If your prompt change flips a verdict on a duel where the original judgment was clearly correct, debug before merging. Either the prompt regressed something or the original duel was a borderline case that warrants the flip — figure out which.

3c · Don't break the wire format

The schema in the prompt is consumed by zod (VerdictPayloadSchema in agents/shared/protocol.ts):

{
  winner: "bull" | "bear" | "inconclusive",
  confidence: number in [0, 1],
  reasoning: string,
  suggested_lean: "lean YES" | "lean NO" | "too close to call",
  recommended_position: "strong YES" | "moderate YES" | "neutral" | "moderate NO" | "strong NO",
}

Renaming any field, adding a literal value (e.g. introducing "strong neutral"), or relaxing/tightening the constraint shape requires a coordinated change in protocol.ts. The verdict will fail to parse otherwise and the judge daemon will retry once then bail.

3d · Length budget

Reasoning paragraph: 2–3 sentences. Hard rule. The trader is reading this on a small card during the live demo and on the post-duel review.

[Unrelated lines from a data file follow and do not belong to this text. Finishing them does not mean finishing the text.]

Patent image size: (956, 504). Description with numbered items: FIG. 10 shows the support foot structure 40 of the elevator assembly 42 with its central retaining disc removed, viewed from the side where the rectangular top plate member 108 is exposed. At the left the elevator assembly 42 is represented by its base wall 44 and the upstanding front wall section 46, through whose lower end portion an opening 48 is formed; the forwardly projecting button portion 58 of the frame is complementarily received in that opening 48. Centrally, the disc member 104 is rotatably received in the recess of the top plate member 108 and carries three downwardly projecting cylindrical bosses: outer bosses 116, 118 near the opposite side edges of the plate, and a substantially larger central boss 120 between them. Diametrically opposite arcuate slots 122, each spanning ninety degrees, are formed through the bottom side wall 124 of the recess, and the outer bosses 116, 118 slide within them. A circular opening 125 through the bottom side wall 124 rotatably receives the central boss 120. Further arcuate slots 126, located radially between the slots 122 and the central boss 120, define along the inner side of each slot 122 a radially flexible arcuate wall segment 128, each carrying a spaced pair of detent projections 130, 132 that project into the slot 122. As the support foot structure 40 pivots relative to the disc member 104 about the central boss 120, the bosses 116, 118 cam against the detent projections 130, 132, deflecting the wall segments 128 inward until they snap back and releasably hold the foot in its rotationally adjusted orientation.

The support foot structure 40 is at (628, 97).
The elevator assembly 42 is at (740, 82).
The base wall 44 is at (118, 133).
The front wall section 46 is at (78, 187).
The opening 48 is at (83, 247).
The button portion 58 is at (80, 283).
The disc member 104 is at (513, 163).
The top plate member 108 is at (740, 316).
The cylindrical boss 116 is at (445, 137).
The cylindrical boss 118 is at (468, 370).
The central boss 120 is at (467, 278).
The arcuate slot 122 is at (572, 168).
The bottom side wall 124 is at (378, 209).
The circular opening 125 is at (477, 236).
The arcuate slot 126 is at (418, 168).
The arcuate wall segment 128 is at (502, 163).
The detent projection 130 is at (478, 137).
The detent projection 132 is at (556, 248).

If you're tempted to expand to four sentences because "there's so much to say," that's exactly when you most need to compress — the judge that says less but cites the specific shift in the debate is more useful than the judge that recaps the whole conversation.

3e · The "no fabrication" rule applies to the judge too

Bull and bear are told not to invent specific facts. The judge can be tempted to do the same — citing exploits or events that came up in the debate even if those events themselves were probably hallucinated by an agent. The judge's job is to weight the structure of the debate (engagement, evidence quality, honest updating), not to certify the truth of any specific claim made within it.

3f · How to propose a change

  1. Open a PR with the prompt diff
  2. In the PR description, include:
    • The principle motivating the change (one paragraph)
    • At least one duel from data.db where you ran the new prompt and verified it produces a sensible verdict
    • If applicable: the verdict change(s), and why those flips are correct
  3. Tag a maintainer for review

License

MIT — see LICENSE. By contributing you agree your contributions are licensed the same.